Getting To Grips With The Drug Culture In Video Gaming

Aaron McKenna

September 2, 2006 07:26

The Coke Heads

Not just the cocaine heads (I'm being general here, remember), but when I refer the "the coke heads" we're talking about more serious, "smutty", drugs like it. The users of these drugs usually have a much harder edge to them than your Joe Gamer, who is innocent in his Ritalin trifling by comparison.

If the likes of marijuana are to be considered a gateway drug then it is places like cocaine to which people go, and among the social classing of drug users cocaine is considered on the rung above injecting yourself with heroin. It's not nearly so bad, nor the addicts quite so twitchy as those addicted to that the most despondent drug of the despaired, but when you're snorting cocaine then you've gone, in the eyes of your marijuana smoking peers, over a distinct line.

You're no longer smoking a bit of harmless pot or snorting a bit of helpful Ritalin. You're a drug user, and be damn careful you don't start sticking needles into yourself.

Such is the mindset, and the social classing. Generally speaking you will find people playing games on this stuff, but they are drug users first, gamers second, if you get my meaning. Video games do not generally turn people into cocaine users...

As a rather amusing anecdote about the "gateway" nature of marijuana, sometimes the gate isn't always open. I remember watching a chap snort his first line of cocaine, and when I inquired as to its effects several minutes later he told me that all he had gotten was a blocked nose.

Mixing It Up

So that is, roughly, where we stand with regards to drug use among gamers. Really, it's drug use among young people rather than among gamers. The two overlap, but once again it will take much investigation to discover how the two interact; whether there are people who won't touch a game unless they're high, or vice versa?
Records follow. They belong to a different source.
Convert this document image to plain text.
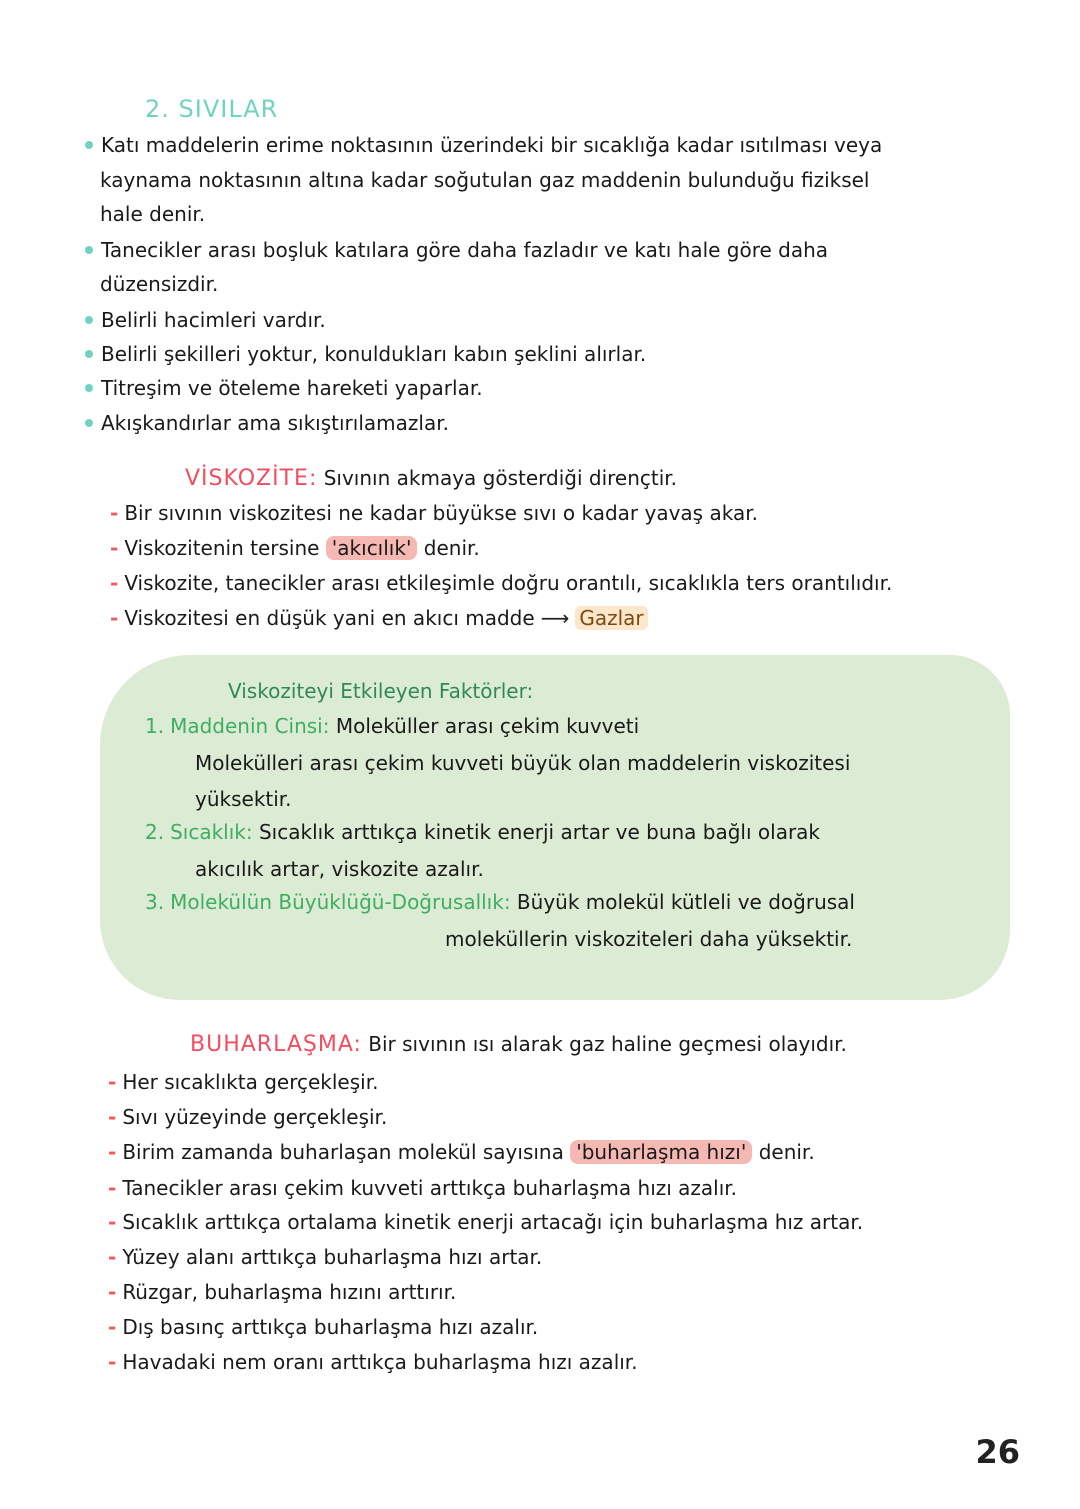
2. SIVILAR
Katı maddelerin erime noktasının üzerindeki bir sıcaklığa kadar ısıtılması veya
kaynama noktasının altına kadar soğutulan gaz maddenin bulunduğu fiziksel
hale denir.
Tanecikler arası boşluk katılara göre daha fazladır ve katı hale göre daha
düzensizdir.
Belirli hacimleri vardır.
Belirli şekilleri yoktur, konuldukları kabın şeklini alırlar.
Titreşim ve öteleme hareketi yaparlar.
Akışkandırlar ama sıkıştırılamazlar.
VİSKOZİTE: Sıvının akmaya gösterdiği dirençtir.
- Bir sıvının viskozitesi ne kadar büyükse sıvı o kadar yavaş akar.
- Viskozitenin tersine 'akıcılık' denir.
- Viskozite, tanecikler arası etkileşimle doğru orantılı, sıcaklıkla ters orantılıdır.
- Viskozitesi en düşük yani en akıcı madde ⟶ Gazlar
Viskoziteyi Etkileyen Faktörler:
1. Maddenin Cinsi: Moleküller arası çekim kuvveti
Molekülleri arası çekim kuvveti büyük olan maddelerin viskozitesi
yüksektir.
2. Sıcaklık: Sıcaklık arttıkça kinetik enerji artar ve buna bağlı olarak
akıcılık artar, viskozite azalır.
3. Molekülün Büyüklüğü-Doğrusallık: Büyük molekül kütleli ve doğrusal
moleküllerin viskoziteleri daha yüksektir.
BUHARLAŞMA: Bir sıvının ısı alarak gaz haline geçmesi olayıdır.
- Her sıcaklıkta gerçekleşir.
- Sıvı yüzeyinde gerçekleşir.
- Birim zamanda buharlaşan molekül sayısına 'buharlaşma hızı' denir.
- Tanecikler arası çekim kuvveti arttıkça buharlaşma hızı azalır.
- Sıcaklık arttıkça ortalama kinetik enerji artacağı için buharlaşma hız artar.
- Yüzey alanı arttıkça buharlaşma hızı artar.
- Rüzgar, buharlaşma hızını arttırır.
- Dış basınç arttıkça buharlaşma hızı azalır.
- Havadaki nem oranı arttıkça buharlaşma hızı azalır.
26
The LAN party I chronicled in "Sex, Drugs And Counter-Strike" was wild, but it was not uncommon nor was it simply a drug party with a few token computers at it. It was an organised large house LAN party, expert technical requirements and all. The question for me is, how widespread is this culture? Is it a case that 10% of gamers do this sort of thing, while 90% of them sit at home playing games whilst high? Or is it 10% sit at home playing high and 0.01% go to the sort of party described in "Sex, Drugs And Counter-Strike"?

While many of my colleagues are interested in the topic of cheating in professional e-sports, I am more preoccupied with the social aspect of this drug culture as a facet of modern culture. Video gaming, the internet, social networks, all of these things form the fabric of our modern, wired lives. How do drugs fit into all of this?

Are people taking drugs to enhance the experience of gaming, like people have done in the past (and still do) in order to better enjoy music and other forms of media? Are game developers, like musicians before them, using drugs to aid in the development of more creative and groundbreaking games?

Some people have said that we shouldn't have written that article, that it will be used as yet more ammunition against video gaming. I do not accept the argument that we should self-censor something because it might be used against us. Bring 'em on, my urge to understand video gaming culture is more compelling than my urge to placate a couple of knee-jerk reactionaries.

I want to know how many people are mixing drugs and video gaming. I want to know how they're doing it, why they're doing it and how it is impacting upon our culture. I want to take the good with the bad, and I have a feeling that I'm not alone. This stuff is out there. This stuff is happening. Nobody understands it. For better or for worse, I intend to.

We will continue to look into this topic, taking the good with the bad as I say, and I hope we won't be alone. It'll be an interesting ride, no doubt.